Aber schon bald fragte ich mich, wie sie das alles in drei Stunden schafft. Ich selbst brauche allein für unser Bad eine knappe Stunde, wenn´s gründlich sein soll. Zu beanstanden finde ich aber nie etwas – porentiefe Reinheit in der ganzen Bude.
Wegen meines Schichtdienstes bin ich manchmal zu Hause, wenn sie putzt, und ich kann keine Zeichen von Hetze an ihr feststellen. Keine schnellen Bewegungen. Sie arbeitet eher wie.... ein Arbeitselefant beim Holzfällen. Gemach, in konstantem Tempo wälzt sie sich von Raum zu Raum. Und mittlerweile, nach drei Jahren Routine, fragt sie nach souveränen zweieinhalb Stunden nach Zusatzaufgaben. Wie geht das?
Diese Effizienz verunsichert mich. Einmal die Woche geniere ich mich vor ihr für den Zustand unserer Wohnung.

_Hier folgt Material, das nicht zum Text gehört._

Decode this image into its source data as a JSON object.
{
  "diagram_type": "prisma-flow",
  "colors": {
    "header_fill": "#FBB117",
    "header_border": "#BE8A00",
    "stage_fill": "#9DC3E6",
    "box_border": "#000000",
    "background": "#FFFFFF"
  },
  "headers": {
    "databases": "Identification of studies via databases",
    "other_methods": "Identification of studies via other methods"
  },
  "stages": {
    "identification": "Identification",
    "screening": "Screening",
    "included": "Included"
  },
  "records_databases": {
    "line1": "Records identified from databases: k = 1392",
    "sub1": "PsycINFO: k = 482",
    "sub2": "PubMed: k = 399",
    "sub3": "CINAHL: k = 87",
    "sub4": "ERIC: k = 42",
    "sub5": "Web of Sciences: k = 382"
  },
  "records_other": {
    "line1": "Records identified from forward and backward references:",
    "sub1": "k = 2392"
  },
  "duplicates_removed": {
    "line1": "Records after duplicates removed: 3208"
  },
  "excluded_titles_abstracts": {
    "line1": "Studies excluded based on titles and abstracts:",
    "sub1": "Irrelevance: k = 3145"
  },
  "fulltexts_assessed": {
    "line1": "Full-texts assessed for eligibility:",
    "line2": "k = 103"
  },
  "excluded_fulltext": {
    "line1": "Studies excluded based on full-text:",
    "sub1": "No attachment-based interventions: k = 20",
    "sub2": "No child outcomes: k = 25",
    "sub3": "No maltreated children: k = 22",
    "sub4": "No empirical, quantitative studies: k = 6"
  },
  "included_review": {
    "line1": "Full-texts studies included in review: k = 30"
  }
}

Ich ertappe mich dabei, Donnerstags abends nicht nur aufzuräumen – damit sie Freitags ungehindert putzen kann – sondern auch schon selbst den gröbsten Dreck zu beseitigen.
„Perfekte Hausfrau“ ist natürlich kein Ziel, dass ich für mich anstrebe.
Außerdem, wenn ich wollte und Zeit hätte, wäre hier auch immer alles piccobello.
Und primär haben wir Anna sowieso aus emanzipatorischen Gründen engagiert, und nicht, weil ich nicht putzen könnte.
Ich mache dafür andere Sachen, viele. Sie bringen mir so viel Geld ein, dass ich Anna bezahlen kann, während sie darauf angewiesen ist, für uns zu putzen.
Und ich spreche vernünftiges Deutsch plus drei Fremdsprachen, ha!
Wieso messe ich mich eigentlich mit ihr? Das ist wirklich blöd - und doch, de facto erledigt sie einen großen Teil meines Haushalts, ich nicht.
Es ist wie.......bei Männern der Schwanzvergleich, nehme ich an.
Etwas zwingt mich, ihn anzustellen. Und meiner ist kleiner.